‘Mêdêa’ oyunu Ankara’da Kürtçe olarak sahnelendi

Haber Merkezi – Atinalı üçüncü büyük tragedya ozanı Euripides tarafından kaleme alınan ve ilk kez M.Ö. 432’de sahnelenen Mêdêa, Kürtçe versiyonu ile ilk kez Ankara’da izleyici ile buluştu.

Prömiyerini 1’inci Amed Kadın Tiyatro Günleri’nde yapan Kürtçe tiyatro oyunu ‘Mêdêa’ Ankara Çankaya Belediyesi Çağdaş Sanatlar Gösteri Merkezi’nde sahnelendi.

Yönetmenliğini Zelal Angay’ın yaptığı oyunu, Urmiyeli Kürt oyuncu Şebnem Yusufi oynadı.

Mêdêa Türkiye’de ilk kez Kürtçe olarak oynandı. İngilizce metinden Kürtçe uyarlaması Eziz Nimeti tarafından yapılan tragedya, Kürtçe tek kişilik bir anlatı tiyatrosuna dönüştürüldü.

Prova çalışmaları Ankara Düş Kapanı sahnesinde yapılan oyun 3 Ocak tarihinden itibaren; Diyarbakır, Mardin, Van, Batman ve Urfa’da, ardından Şubat ayında İstanbul’da tiyatroseverlerle buluşacak.

“Mêdêa kadının trajedisini yine kadın merkezli olarak anlatıyor”

Urmiye Kürtlerinden olan oyuncu Yusufi, Kürtçe Mêdêa oyunu hakkında Rûdaw’a yaptığı açıklamada “Mêdêa 2 bin yıldan fazladır kadının bitmeyen trajedisini yine kadın merkezli olarak anlatıyor” dedi.

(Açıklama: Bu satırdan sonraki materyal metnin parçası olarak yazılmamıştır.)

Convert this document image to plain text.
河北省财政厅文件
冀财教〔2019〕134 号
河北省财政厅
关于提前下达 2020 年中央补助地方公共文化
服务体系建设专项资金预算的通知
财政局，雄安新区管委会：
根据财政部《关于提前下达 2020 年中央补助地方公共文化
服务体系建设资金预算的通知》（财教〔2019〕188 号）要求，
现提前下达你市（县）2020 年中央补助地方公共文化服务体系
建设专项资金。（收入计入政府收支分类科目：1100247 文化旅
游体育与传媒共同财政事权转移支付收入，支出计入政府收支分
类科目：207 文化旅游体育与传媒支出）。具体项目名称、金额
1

Kürtçe versiyonu hakkında da bilgi veren Yusufi, “Adaptasyon çalışması hocamız Eziz Nimeti tarafından yapıldı. Sahnede Mêdêa’nın hikayesini daha Kürdi bir tarzda yansıtmaya çalıştık” ifadelerini kullandı.  

Öte yandan Ankara’daki gösterime Ankara’daki Kürt tiyatroseverlerin yanı sıra Türk tiyatroseverler de katıldı. Birçok Türk izleyici ilk kez Kürtçe tiyatro izlediğini ifade etti.

Oyunu izleyen Hale Gündoğan, “Hayatımda ilk kez Kürtçe bir tiyatro izledim. Doğrusu Kürtçenin bu kadar şiirsel bir dil olduğunu bilmiyordum. Oyunun konusu da oyuncunun performansı da büyüleyiciydi. Ama beni en çok etkileyen oyunun Kürtçe olmasıydı” dedi.

Mêdêa’nın hikayesi

Oyun; güç, ihanet, intikam gibi güçlü duyguları barındıran oyun, gururlu ve incinmiş bir kadının dönüşümünü konu alıyor.

Tanrıça soyundan gelen Mêdêa, iktidarı temsil eden Altın Post’u tüm ailesine ihanet etme pahasına aşık olduğu eşi için alıp Yunanistan’a getirir. Ancak eşi başka bir kadın için ona ihanet eder ve o kadınla evlenebilmek için Mêdêa ve iki çocuğunu sürgüne göndermeye karar verir.

Mêdêa, bu noktadan sonra bir karar vermek zorunda kalır: Ya intikam almak ya da ihaneti sineye çekmek.